The Medicare Map is built on the premise that readers are owed the whole truth, including the truth about who’s writing and why. This page is the long version of the disclosure line you see in the footer of every article.

What this site is, formally

The Medicare Map is an independent educational publication. It is not an insurance agency, not a Field Marketing Organization (FMO), not a third-party marketing organization (TPMO), and not a lead-generation business. It exists to explain Medicare clearly and to help readers make their own decisions.

Affiliations we don’t have

The Medicare Map is not affiliated with, endorsed by, or connected to:

  • The U.S. federal government.
  • The Centers for Medicare & Medicaid Services (CMS).
  • The Medicare program.
  • The Social Security Administration.
  • Any state department of insurance or health.
  • Any insurance company, Medicare Advantage organization, Medigap carrier, or prescription drug plan sponsor.

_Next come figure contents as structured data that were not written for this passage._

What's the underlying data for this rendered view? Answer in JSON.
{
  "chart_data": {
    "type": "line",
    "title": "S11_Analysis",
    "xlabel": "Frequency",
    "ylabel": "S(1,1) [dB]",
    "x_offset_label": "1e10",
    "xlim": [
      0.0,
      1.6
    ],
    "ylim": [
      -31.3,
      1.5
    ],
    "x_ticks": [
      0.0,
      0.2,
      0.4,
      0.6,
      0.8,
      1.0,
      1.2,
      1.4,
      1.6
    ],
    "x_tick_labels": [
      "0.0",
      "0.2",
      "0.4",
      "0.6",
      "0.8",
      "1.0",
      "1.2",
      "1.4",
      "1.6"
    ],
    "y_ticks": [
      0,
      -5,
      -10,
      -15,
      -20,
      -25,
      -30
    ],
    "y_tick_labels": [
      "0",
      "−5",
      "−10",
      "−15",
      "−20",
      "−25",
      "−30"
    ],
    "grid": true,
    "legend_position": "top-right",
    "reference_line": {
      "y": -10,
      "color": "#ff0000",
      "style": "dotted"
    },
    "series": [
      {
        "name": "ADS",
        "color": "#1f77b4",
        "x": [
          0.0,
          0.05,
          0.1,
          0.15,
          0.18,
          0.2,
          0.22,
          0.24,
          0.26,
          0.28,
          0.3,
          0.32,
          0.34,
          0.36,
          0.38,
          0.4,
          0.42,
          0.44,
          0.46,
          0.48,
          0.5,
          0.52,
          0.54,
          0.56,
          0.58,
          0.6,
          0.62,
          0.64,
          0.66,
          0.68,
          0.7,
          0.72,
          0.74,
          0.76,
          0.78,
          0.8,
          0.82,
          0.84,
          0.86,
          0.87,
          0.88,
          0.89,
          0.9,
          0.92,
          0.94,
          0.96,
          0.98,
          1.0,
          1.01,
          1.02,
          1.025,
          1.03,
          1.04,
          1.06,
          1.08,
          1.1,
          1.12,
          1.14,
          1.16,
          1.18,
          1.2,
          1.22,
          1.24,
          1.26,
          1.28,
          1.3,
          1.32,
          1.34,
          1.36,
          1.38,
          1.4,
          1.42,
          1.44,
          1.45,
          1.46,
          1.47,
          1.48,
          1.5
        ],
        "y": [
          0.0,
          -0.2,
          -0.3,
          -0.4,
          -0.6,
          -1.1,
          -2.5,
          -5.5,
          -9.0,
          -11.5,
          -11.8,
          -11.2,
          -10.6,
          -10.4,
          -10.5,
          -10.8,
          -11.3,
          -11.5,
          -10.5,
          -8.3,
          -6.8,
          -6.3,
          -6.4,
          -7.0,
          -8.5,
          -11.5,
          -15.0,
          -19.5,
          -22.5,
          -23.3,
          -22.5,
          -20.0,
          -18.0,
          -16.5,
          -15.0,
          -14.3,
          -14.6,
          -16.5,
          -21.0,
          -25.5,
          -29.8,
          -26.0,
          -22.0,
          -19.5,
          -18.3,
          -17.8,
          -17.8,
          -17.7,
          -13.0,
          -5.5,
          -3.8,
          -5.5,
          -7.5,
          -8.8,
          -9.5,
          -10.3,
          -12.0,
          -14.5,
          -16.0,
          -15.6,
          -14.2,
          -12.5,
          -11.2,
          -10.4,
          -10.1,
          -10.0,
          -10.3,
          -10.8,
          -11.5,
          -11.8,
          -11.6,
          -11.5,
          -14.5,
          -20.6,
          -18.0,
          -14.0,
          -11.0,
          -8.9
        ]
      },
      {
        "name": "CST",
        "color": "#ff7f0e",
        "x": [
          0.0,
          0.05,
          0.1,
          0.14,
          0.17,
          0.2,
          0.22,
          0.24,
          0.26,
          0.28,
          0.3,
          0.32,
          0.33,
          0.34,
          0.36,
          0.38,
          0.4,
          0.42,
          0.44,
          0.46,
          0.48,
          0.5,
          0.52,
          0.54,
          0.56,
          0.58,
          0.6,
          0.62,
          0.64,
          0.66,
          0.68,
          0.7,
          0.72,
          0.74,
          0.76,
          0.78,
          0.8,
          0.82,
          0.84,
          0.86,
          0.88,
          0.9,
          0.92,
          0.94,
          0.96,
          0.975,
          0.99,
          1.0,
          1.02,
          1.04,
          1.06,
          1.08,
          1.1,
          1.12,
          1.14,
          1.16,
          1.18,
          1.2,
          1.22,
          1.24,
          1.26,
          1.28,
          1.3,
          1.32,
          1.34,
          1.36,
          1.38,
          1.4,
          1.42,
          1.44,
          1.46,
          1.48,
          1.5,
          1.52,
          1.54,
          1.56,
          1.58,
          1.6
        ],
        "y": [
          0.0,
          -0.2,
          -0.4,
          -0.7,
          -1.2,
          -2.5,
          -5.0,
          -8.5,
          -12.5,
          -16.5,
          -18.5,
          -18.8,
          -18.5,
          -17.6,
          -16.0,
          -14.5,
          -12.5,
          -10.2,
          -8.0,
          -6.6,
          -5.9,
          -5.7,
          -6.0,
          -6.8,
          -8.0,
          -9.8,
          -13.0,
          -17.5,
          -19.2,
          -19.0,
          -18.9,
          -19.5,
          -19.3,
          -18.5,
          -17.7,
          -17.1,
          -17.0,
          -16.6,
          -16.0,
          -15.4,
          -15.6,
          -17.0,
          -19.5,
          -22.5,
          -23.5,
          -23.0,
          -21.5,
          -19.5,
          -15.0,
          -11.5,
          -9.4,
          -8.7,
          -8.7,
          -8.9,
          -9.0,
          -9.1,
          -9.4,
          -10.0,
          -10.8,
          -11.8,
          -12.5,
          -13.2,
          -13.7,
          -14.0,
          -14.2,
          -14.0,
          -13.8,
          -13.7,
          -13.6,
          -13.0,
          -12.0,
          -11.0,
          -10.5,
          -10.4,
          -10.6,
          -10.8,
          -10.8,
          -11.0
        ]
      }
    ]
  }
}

Nothing on this site should be read as an official government communication or as an authorized representation of any insurance carrier.

Credentials of the author

The Medicare Map is written by a Florida-licensed health insurance agent (2-40 license), AHIP-certified for Medicare Advantage and Part D, who previously worked inside an independent Medicare agency. The credentials are real and can be verified; they’re disclosed here because Medicare-adjacent publishing should disclose the author’s industry position, not because the author solicits business through this site.

Holding a health-insurance license does not by itself make someone correct about Medicare, and the site does not claim authority on that basis. The license is disclosed so you can weigh what’s published here with full information about who’s writing it.

How the site is funded

The Medicare Map has no advertising, no sponsorships, no affiliate links to insurance plans, no carrier partnerships, and no commissions paid to the author based on anything a reader enrolls in. If the site ever adds a paid product (for example, a paid deeper guide or a paid course), that product will be clearly labeled and will be independent of any insurance carrier. If it ever takes reader-supported tips or donations, that too will be clearly labeled.

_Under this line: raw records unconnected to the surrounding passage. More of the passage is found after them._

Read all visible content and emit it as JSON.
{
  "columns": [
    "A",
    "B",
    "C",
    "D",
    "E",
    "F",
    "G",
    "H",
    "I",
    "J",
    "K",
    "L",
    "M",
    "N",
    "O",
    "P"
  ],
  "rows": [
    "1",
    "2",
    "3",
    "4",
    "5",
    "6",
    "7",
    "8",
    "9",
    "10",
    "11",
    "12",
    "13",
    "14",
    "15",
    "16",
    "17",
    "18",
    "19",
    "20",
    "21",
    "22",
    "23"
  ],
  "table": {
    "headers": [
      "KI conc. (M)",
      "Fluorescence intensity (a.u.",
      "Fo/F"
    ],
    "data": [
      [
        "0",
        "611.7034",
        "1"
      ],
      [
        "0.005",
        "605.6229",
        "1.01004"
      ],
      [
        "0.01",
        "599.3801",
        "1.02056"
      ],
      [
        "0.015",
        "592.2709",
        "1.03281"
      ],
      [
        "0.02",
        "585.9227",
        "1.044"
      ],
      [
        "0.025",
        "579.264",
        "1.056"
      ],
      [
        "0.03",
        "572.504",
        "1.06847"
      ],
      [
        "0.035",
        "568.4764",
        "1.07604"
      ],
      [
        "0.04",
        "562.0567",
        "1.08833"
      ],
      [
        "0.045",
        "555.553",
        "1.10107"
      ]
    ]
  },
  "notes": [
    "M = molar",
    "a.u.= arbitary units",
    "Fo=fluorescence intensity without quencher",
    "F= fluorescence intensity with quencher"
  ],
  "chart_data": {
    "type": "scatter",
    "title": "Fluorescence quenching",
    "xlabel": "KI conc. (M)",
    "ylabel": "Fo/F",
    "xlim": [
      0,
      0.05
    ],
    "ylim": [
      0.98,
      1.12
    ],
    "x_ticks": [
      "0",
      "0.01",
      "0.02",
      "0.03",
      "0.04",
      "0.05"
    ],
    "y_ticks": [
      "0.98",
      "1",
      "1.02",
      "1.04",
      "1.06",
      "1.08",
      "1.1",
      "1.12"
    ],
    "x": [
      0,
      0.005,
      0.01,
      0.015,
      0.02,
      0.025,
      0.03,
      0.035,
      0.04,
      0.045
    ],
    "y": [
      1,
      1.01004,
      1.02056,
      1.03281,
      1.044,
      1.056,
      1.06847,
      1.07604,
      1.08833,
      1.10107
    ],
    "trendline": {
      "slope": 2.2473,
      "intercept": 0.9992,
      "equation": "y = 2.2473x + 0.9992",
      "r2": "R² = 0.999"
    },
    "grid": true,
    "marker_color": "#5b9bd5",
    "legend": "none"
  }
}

Carriers do not pay to appear in articles. Carriers do not pay to be omitted from articles. Plan recommendations are not part of the editorial product and no carrier has editorial input.

What the author doesn’t do through this site

The author does not:

  • Solicit Medicare enrollments through the site or its email list.
  • Take Scope of Appointment (SOA) forms through the site.
  • Collect plan-shopping information, medication lists, doctor preferences, or any other personal details used to fit readers to plans.
  • Operate a call center, a click-to-call system, or an inbound phone queue.
  • Accept referral fees, finder’s fees, or commissions on any plan a reader chooses to enroll in after reading the site.
  • Sell the email list to any third party or share it with any insurance carrier.

Nothing on this site is advice for you, specifically

Everything published here is general education. Your own Medicare decisions depend on details we don’t know: the doctors you want to keep, the medications you take, the state and county where you live, your household income, your spouse’s coverage, your travel patterns, your risk tolerance, and the specific plans available to you in your zip code this year. Do not substitute reading this site for talking to an authoritative source about your specific situation.

Where to get free, unbiased help

For help with your Medicare situation, from people whose job is to help you — not sell you anything — use one of these:

  • Medicare.gov: the official government site. The Plan Compare tool lets you enter your medications and see every Medicare Advantage and Part D plan available in your county, ranked by your actual projected cost.
  • 1-800-MEDICARE (1-800-633-4227): the official Medicare help line, 24/7. Staff can’t enroll you, but they can answer questions about rules, enrollment windows, and official statuses.
  • Your State Health Insurance Assistance Program (SHIP): every state has one. They provide free, trained, unbiased Medicare counseling. They don’t sell plans, don’t take commissions, and don’t work for any insurance company. Find your state’s SHIP at shiphelp.org or call 1-877-839-2675.

Corrections and editorial standards

If you believe something on this site is factually incorrect, email jesse@themedicaremap.com. Corrections are published openly: a corrected article includes a note at the bottom describing what was changed and when. The site doesn’t quietly edit errors out of the record.

Changes to this disclosure

If the way the site is funded or operated ever changes in a way that affects these disclosures — if, for example, the author returns to soliciting enrollments or the site takes on advertising — this page will be rewritten to reflect that, and current email subscribers will be notified before the change takes effect.